Highly durable and requires minimal upkeep, Engineered Quartz (or sometimes called Engineered Stone) is a tempting alternative to natural stones– such as granites and marbles– as a kitchen countertop material.

A relative newcomer to the construction industry, it is primarily composed of (93%) stone aggregates and (7%) polyester resin which are pressed into slabs using highly advanced machinery. Under intense vibration, vacuum, and pressure, these two components make up an extremely dense, non-porous surface. Hence, unlike natural stones in general, it does not require any type of sealing- ever.

These quartz surfaces come in a broad spectrum of different color and pattern combinations, some of which emulate the appearance of many natural stones. Whether you are designing a kitchen in warm earth tones or remodeling an office space with deep red and crisp, clean white surfaces, you will certainly find a shade that complements your decor.

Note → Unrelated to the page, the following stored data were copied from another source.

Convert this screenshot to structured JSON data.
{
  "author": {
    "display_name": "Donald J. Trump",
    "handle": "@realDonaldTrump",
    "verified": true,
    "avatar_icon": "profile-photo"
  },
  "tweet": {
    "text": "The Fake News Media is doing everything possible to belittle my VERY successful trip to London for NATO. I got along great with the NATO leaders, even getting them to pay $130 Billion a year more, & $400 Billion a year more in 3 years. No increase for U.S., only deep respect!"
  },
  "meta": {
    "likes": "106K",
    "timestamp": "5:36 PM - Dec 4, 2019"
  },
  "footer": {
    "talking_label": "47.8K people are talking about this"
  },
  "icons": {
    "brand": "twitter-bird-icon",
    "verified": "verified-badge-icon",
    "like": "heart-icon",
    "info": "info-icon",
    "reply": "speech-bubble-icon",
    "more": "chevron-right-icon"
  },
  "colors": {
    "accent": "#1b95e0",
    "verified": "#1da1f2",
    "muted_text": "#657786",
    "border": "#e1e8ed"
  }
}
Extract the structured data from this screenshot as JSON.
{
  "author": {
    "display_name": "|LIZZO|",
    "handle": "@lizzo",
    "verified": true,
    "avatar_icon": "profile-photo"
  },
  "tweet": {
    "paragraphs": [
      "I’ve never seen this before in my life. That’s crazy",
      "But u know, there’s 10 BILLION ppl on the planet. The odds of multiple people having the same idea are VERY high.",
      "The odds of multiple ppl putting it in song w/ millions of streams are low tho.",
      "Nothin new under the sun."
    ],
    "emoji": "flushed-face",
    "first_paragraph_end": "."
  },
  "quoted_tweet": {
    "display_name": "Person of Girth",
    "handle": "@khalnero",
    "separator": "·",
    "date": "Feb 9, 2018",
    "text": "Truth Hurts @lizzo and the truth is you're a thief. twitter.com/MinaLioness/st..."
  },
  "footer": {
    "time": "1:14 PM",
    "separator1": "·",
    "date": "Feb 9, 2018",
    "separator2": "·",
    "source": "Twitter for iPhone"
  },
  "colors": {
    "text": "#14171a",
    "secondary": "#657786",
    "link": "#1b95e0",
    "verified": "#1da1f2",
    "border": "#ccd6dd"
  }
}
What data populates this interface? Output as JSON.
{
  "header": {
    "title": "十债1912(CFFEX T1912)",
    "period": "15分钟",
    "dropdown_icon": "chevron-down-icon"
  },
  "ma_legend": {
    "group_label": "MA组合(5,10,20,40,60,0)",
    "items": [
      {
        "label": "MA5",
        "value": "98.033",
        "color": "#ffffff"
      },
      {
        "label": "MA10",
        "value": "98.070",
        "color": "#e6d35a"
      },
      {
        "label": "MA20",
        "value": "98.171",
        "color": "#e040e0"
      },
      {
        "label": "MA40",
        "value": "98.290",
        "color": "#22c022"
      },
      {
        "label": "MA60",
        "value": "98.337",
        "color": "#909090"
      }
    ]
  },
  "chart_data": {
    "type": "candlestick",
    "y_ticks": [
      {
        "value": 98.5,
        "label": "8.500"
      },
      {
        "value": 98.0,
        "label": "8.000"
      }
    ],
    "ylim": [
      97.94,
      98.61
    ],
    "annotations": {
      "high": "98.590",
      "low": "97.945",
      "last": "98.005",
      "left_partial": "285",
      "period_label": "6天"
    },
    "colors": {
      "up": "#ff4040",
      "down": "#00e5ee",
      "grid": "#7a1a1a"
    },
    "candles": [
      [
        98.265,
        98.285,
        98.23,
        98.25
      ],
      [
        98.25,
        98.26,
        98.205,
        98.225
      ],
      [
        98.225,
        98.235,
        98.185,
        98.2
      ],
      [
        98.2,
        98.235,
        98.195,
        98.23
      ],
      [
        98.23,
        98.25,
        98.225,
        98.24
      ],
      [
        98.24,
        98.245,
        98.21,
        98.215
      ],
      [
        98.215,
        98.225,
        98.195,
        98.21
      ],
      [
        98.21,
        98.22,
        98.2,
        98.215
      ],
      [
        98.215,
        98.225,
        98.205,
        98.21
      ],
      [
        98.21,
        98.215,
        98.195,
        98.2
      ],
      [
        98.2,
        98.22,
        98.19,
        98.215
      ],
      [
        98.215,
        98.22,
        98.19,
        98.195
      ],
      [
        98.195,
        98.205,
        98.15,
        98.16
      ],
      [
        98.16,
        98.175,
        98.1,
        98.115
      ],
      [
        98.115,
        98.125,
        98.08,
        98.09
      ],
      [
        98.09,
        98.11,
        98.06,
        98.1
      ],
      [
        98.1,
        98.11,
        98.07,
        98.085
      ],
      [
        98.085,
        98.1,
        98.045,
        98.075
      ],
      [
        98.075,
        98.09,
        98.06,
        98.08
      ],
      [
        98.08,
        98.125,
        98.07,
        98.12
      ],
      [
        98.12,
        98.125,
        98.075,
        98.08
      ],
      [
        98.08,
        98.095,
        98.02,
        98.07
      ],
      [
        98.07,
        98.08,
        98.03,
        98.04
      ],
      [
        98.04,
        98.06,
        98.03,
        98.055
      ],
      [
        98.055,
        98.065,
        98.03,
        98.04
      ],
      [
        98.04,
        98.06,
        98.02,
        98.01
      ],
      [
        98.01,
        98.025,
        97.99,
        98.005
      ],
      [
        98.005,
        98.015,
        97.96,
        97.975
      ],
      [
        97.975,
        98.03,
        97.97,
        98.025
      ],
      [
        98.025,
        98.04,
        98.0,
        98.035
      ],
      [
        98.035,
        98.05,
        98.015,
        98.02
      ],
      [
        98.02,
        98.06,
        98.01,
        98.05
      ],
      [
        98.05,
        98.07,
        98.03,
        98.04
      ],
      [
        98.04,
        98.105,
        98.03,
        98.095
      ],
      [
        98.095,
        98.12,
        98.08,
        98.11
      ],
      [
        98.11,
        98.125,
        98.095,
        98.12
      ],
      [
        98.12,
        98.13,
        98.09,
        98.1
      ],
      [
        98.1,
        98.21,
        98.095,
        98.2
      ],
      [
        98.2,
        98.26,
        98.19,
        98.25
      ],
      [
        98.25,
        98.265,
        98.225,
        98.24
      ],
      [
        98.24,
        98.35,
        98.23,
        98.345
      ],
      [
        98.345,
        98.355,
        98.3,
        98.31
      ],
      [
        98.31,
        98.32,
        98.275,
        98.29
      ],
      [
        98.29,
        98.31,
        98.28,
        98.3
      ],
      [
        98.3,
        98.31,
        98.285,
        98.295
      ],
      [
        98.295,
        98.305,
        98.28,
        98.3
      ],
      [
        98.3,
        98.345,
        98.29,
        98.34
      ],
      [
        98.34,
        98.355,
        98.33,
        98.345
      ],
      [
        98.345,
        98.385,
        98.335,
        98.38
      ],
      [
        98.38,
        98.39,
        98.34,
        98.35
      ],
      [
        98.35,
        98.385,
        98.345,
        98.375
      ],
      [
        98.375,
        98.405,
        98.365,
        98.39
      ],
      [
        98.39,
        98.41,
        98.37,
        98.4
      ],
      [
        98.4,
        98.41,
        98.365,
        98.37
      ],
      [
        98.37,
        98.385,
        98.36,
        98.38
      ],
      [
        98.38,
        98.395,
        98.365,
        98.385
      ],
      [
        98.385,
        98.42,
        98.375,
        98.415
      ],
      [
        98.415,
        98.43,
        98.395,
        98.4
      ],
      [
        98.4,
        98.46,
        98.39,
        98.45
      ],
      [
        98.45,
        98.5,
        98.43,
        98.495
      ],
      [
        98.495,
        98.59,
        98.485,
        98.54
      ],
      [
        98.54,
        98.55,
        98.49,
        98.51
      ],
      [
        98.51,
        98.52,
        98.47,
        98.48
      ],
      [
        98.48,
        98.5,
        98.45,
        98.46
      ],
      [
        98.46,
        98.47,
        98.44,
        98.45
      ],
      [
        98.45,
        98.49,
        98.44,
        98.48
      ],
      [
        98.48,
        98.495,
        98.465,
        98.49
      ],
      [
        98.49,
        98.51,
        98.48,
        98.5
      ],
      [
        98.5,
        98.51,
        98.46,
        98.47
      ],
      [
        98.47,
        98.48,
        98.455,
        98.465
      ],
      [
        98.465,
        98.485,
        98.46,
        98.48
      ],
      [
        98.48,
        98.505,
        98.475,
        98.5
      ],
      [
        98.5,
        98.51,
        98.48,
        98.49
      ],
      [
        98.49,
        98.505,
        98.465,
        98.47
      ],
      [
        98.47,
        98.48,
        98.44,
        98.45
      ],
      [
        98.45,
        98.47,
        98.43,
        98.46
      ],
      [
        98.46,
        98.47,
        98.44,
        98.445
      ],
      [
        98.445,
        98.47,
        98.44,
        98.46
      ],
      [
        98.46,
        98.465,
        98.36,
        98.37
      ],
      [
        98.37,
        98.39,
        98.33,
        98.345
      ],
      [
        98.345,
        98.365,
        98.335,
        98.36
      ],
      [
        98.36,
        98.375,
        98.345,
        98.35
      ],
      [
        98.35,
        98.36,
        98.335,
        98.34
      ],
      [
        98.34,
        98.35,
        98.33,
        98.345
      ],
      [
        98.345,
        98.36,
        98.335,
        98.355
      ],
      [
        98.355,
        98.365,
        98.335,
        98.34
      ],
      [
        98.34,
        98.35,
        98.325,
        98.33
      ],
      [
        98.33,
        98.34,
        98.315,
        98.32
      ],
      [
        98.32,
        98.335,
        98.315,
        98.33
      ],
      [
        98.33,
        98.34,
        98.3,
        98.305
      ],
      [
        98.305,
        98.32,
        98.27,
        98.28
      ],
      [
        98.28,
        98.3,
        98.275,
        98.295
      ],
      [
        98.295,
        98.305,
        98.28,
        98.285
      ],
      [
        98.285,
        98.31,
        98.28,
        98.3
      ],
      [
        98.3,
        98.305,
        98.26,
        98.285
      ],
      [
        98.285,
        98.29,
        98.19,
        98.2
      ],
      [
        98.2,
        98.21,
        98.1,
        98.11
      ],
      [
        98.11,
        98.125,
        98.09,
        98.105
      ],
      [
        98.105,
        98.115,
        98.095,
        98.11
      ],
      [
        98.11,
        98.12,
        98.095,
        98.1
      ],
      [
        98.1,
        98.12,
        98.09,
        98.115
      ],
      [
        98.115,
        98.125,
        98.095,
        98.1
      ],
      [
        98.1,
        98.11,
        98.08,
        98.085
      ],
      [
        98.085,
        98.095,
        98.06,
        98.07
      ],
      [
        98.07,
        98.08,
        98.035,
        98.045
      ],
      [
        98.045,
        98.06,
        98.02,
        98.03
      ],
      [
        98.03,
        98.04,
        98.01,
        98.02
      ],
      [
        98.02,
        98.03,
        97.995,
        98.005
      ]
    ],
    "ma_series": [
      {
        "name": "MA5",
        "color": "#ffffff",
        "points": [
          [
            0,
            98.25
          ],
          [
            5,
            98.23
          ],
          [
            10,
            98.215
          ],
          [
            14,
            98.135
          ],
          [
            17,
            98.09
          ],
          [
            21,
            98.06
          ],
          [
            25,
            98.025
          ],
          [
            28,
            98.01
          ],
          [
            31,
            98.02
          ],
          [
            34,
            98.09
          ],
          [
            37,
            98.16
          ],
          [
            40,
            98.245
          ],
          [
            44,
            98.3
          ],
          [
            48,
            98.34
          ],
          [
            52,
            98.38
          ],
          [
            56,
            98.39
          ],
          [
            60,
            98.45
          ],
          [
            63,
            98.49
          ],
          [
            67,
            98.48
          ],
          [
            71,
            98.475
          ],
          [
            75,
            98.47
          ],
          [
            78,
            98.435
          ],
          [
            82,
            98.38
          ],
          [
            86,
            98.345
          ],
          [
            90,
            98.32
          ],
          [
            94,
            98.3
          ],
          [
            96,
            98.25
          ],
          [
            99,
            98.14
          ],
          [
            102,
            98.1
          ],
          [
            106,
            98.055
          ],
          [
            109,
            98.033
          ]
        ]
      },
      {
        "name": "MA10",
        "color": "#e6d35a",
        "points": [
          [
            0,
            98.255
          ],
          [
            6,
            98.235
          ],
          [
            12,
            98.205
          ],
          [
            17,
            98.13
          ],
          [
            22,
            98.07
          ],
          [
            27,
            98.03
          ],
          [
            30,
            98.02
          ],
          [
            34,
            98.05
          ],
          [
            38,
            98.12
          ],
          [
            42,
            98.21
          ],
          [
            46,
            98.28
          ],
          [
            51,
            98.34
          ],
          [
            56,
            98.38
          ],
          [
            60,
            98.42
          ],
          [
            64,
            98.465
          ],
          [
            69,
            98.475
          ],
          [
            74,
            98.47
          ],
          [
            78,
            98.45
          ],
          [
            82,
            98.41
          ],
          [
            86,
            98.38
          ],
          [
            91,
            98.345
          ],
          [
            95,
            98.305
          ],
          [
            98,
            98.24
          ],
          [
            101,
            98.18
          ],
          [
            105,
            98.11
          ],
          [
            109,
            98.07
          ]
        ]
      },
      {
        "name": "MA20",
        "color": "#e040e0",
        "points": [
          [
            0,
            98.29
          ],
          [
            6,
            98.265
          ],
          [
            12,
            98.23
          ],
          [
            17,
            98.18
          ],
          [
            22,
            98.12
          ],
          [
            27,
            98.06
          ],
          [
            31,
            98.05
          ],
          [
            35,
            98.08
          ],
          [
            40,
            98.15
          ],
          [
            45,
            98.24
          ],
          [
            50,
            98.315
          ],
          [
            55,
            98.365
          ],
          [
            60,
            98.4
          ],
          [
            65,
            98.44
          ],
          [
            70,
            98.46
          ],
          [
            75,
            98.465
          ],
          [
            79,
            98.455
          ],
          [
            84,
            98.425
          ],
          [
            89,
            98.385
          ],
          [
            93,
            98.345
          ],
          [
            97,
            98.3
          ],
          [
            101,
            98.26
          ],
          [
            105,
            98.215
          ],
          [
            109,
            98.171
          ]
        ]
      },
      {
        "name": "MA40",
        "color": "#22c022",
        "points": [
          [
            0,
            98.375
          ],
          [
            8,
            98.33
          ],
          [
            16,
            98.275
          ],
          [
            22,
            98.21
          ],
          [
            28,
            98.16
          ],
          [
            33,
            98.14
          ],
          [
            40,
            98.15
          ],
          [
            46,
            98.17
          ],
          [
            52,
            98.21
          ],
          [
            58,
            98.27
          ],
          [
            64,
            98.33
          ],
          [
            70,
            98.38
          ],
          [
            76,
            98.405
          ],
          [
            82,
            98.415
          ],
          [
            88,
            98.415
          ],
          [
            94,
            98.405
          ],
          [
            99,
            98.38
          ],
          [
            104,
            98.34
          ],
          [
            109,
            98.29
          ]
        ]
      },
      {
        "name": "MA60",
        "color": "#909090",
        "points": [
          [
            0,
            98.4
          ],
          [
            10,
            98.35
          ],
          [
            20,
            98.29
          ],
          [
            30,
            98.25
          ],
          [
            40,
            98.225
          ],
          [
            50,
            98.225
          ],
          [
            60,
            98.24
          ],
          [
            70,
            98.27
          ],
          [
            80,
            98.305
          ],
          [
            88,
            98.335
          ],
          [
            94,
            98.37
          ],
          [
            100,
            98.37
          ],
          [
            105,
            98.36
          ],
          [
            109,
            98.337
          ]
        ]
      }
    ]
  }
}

The material offers a consistent appearance throughout its entire surface. It is crafted to achieve a controlled blend of color, pattern, and texture, which is simply impossible to find in any granite or marble slab. Thus, you can expect that the sample you will receive from the slab yard will be the same as the one which will be delivered to your kitchen or office project.

Quartz addresses the limitations of natural stone products (e.g. the softness of marble, the porosity of granite, etc.). This does not mean, however, that it is a better product compared to any other materials available in the market. Despite its many advantages, it has some drawbacks as well.

Much like natural stone slabs, the seams on quartz countertops are evident. Although it is not as much visible than the seams in granite or marble applications; it is not as inconspicuous as the seams in solid surfaces either.

Moreover, prolonged exposure to heat OR any direct contact with acidic or alkaline solutions can damage its surface. Direct sunlight may also cause quartz to “yellow.”

These downsides, however, should not hold you back from using quartz for your kitchen. Essentially, it all boils down to how you clean and maintain your kitchen after every preparation and cooking.

Given these pros and cons, if you have set your mind on quartz, it is important to know that it should be properly installed only by an experienced professional. After all, who would want to pay for an expensive material only to be ruined by poor craft?